Savings Rate Defined
Your savings rate is the percentage of your income that you save rather than spend. It’s one of the most straightforward measures of financial health — and one of the most directly tied to long-term financial security.
A high savings rate means you’re building a cushion for emergencies, making progress toward goals, and putting less pressure on your future self to work indefinitely.
How to Calculate Your Savings Rate
The formula is simple:
Savings Rate = (Amount Saved / Gross Income) x 100
Example: If you earn $5,000 per month and save $500, your savings rate is 10%.
Some people calculate it based on take-home (net) pay instead of gross income. That gives a higher percentage — neither is wrong, just be consistent so you can track changes over time.

What Counts as “Savings”?
Include anything where money is set aside for the future rather than spent:
- Money deposited into a savings or money market account
- Contributions to a 401(k), IRA, or other retirement account (including employer match)
- Contributions to an HSA
- Extra mortgage principal payments (debatable — some count it, some don’t)
- Investing in a brokerage account
Paying down debt is also a form of building net worth, though it’s usually counted separately from savings.
What Is a “Good” Savings Rate?
There’s no single answer, but here are common benchmarks:
- 10% or less: The traditional rule of thumb. Workable if you start early and have few debts, but increasingly tight for most people.
- 15% to 20%: A stronger target, especially for retirement. Many financial planners recommend this range.
- 20% or more: Excellent. At this rate, you’re building meaningful wealth and shortening the time until you could choose to stop working.
- 50%+: The range associated with early retirement (the FIRE movement). Aggressive but achievable for some high earners with controlled expenses.
The right number depends on your age, income, goals, and when you want to retire. A 25-year-old saving 10% has more time for compounding to work than a 45-year-old saving the same amount.

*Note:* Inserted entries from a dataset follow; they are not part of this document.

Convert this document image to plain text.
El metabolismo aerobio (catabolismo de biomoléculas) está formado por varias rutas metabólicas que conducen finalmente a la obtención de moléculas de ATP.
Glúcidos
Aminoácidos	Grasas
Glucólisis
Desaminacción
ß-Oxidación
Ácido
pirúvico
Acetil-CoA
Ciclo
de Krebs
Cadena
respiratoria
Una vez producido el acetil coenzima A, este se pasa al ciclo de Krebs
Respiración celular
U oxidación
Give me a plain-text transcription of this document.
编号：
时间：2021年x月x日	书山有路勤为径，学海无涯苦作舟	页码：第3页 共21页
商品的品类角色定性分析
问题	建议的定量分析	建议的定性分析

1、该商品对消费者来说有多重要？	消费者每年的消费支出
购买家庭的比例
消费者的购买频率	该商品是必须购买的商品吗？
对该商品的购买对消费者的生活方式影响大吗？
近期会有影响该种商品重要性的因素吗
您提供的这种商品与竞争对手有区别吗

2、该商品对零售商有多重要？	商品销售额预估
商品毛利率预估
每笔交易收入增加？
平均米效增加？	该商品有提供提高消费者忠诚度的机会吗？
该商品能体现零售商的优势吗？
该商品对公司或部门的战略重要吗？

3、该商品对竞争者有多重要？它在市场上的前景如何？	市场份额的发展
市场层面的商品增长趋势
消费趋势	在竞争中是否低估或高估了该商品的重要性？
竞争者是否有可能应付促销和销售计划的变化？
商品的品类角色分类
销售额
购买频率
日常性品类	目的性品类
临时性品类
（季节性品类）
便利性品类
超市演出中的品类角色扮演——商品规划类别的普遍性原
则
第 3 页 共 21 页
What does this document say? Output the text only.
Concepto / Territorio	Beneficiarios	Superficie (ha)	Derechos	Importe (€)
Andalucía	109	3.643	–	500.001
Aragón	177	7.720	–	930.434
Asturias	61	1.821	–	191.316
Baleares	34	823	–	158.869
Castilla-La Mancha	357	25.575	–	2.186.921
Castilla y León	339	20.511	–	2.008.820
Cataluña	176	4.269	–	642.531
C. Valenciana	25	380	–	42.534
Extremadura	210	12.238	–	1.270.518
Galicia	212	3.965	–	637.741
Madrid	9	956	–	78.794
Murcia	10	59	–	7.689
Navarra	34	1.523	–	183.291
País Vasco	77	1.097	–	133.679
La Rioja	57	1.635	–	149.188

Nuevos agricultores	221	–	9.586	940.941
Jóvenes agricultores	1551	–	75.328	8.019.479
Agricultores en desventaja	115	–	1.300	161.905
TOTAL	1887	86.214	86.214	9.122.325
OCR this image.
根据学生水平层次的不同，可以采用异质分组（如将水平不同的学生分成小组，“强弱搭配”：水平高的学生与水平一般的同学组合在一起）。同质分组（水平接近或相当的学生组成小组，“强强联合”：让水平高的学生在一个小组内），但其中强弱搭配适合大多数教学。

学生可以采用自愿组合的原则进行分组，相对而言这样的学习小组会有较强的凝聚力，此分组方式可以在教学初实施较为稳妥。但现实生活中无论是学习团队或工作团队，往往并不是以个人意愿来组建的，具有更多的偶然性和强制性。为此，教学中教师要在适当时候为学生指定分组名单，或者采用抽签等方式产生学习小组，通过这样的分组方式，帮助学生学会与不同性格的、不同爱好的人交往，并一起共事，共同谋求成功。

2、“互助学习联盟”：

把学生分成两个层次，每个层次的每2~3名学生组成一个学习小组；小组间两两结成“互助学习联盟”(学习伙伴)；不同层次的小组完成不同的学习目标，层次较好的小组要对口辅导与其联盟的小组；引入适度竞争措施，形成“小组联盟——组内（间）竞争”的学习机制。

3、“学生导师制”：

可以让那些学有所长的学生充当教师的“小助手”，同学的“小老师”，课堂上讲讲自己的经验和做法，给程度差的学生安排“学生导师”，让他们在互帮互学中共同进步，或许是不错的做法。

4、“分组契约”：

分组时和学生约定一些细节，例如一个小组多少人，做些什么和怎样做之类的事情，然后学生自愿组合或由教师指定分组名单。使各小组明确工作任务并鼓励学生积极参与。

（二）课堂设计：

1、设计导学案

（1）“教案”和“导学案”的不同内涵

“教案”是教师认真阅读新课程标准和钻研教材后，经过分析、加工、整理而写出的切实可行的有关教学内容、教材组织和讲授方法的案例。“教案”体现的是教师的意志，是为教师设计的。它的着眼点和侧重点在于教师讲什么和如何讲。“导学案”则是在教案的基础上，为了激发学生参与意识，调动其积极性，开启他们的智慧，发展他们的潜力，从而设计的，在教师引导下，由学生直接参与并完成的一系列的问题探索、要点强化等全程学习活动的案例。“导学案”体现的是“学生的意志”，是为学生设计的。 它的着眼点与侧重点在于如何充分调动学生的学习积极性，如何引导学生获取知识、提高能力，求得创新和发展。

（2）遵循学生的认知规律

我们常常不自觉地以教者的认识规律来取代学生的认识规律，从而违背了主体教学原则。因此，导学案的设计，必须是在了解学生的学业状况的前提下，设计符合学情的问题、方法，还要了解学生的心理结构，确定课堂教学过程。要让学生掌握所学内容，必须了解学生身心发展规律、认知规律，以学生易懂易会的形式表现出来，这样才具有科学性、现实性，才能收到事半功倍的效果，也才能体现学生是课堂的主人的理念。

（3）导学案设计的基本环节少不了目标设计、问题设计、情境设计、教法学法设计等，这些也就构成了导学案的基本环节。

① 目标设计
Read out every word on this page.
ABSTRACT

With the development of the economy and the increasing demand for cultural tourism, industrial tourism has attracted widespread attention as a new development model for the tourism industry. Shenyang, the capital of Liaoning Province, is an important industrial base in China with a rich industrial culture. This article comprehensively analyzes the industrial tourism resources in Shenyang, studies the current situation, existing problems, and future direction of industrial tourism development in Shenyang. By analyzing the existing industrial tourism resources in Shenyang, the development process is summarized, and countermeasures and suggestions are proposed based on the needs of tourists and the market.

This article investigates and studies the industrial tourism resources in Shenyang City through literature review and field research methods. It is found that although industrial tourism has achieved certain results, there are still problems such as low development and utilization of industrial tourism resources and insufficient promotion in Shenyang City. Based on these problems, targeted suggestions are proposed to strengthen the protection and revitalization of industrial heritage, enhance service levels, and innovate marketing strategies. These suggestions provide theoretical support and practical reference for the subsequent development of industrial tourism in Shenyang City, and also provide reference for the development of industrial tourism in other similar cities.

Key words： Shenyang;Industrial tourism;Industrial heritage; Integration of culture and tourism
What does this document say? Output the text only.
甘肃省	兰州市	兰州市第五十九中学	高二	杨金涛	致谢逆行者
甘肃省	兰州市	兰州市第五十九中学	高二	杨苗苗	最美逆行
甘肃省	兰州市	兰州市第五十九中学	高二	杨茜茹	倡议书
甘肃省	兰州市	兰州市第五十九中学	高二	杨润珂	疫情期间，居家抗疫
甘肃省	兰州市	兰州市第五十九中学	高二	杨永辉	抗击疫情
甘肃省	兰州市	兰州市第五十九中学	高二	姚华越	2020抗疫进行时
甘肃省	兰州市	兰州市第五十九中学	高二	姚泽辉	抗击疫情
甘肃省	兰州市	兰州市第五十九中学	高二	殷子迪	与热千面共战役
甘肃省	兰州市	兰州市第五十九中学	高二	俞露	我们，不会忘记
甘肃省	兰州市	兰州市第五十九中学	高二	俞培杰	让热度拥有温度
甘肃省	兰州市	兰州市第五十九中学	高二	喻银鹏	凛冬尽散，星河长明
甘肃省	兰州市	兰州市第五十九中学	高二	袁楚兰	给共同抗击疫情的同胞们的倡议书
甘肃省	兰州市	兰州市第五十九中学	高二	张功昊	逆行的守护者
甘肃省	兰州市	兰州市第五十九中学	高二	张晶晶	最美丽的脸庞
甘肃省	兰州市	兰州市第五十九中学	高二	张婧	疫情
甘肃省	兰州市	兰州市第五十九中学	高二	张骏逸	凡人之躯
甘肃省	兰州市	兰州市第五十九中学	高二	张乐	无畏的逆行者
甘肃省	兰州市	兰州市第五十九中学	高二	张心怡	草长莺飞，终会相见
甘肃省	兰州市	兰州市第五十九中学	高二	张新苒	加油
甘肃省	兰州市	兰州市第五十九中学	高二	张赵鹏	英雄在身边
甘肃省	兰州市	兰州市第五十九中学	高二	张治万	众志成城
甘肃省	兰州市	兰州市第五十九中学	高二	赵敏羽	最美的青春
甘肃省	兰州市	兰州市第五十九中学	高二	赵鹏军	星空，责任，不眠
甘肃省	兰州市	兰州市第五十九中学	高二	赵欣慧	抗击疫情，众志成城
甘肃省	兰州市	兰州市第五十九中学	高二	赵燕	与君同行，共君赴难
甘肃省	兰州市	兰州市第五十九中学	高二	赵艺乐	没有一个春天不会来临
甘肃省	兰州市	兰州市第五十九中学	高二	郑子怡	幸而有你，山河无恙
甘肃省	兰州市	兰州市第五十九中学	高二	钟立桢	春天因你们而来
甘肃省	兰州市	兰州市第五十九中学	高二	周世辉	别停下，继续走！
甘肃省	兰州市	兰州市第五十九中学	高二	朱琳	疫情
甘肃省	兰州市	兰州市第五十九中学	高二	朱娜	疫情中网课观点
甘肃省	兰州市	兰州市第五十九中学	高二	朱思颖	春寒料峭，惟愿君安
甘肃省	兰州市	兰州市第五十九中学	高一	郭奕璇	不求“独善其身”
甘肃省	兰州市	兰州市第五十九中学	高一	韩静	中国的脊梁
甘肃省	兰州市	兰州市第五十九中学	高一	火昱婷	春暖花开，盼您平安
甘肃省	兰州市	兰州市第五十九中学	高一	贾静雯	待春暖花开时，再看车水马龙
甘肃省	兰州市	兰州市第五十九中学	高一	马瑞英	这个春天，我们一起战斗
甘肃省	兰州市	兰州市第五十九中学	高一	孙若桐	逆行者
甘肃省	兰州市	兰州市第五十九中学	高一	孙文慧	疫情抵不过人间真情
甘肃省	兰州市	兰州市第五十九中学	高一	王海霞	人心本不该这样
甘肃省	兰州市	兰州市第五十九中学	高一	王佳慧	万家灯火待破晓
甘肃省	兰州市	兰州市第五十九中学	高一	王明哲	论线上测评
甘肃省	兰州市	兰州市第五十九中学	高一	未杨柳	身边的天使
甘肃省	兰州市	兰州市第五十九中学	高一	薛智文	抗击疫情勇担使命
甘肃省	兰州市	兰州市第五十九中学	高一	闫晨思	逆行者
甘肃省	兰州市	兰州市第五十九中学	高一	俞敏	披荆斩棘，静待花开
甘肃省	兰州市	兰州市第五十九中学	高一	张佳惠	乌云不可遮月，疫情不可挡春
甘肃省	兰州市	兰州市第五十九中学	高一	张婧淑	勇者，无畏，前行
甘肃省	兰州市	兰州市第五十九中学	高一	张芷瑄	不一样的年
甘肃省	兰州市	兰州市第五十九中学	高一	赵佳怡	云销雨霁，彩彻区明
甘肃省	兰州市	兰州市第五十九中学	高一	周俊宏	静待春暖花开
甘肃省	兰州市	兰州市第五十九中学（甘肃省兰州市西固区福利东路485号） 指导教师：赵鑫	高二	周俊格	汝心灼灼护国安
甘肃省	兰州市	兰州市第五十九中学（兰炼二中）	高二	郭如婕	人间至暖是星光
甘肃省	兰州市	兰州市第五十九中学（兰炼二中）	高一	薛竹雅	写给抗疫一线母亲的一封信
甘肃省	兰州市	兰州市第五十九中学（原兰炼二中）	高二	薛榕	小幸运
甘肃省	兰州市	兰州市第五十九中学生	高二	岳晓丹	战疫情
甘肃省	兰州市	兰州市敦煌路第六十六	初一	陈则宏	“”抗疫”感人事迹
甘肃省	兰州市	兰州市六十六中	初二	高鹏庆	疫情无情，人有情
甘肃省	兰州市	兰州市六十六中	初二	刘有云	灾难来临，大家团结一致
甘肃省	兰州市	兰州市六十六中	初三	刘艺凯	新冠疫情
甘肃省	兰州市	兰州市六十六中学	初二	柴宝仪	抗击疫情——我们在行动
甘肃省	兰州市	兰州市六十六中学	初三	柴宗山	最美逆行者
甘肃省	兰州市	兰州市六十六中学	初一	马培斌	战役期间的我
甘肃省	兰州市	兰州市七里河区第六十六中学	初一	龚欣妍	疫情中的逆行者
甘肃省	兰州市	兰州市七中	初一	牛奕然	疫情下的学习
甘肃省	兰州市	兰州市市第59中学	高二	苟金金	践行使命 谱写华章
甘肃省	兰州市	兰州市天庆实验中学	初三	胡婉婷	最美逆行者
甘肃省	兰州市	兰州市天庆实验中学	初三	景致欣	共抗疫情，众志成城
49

Why Your Savings Rate Matters More Than Your Income
It’s a common misconception that earning more is the key to financial security. Your savings rate — the gap between what you earn and what you spend — matters just as much. Two people earning the same income but saving at different rates will end up in very different financial situations over time.
Increasing income while also increasing spending produces no improvement. Increasing your savings rate, even modestly, has a compounding effect.
How to Improve Your Savings Rate
- Automate it: Set up automatic transfers to savings right after payday. Remove the decision from your monthly routine.
- Increase contributions when income rises: When you get a raise, increase your savings percentage before lifestyle spending catches up.
- Audit your fixed expenses: Subscriptions, insurance, and recurring bills are often the easiest place to find savings without changing your daily habits.
- Contribute enough to capture the 401(k) employer match: This is an immediate 50% to 100% return on those dollars — don’t leave it on the table.
- Use a high-yield savings account: Your savings earn more while sitting there, which compounds your rate over time.
Final Thought
Your savings rate is one of the simplest and most powerful numbers in personal finance. You don’t need a complicated budget to improve it — you need to consistently save a meaningful share of what you earn. Start where you are, set a target, and make it automatic. Small improvements add up significantly over years.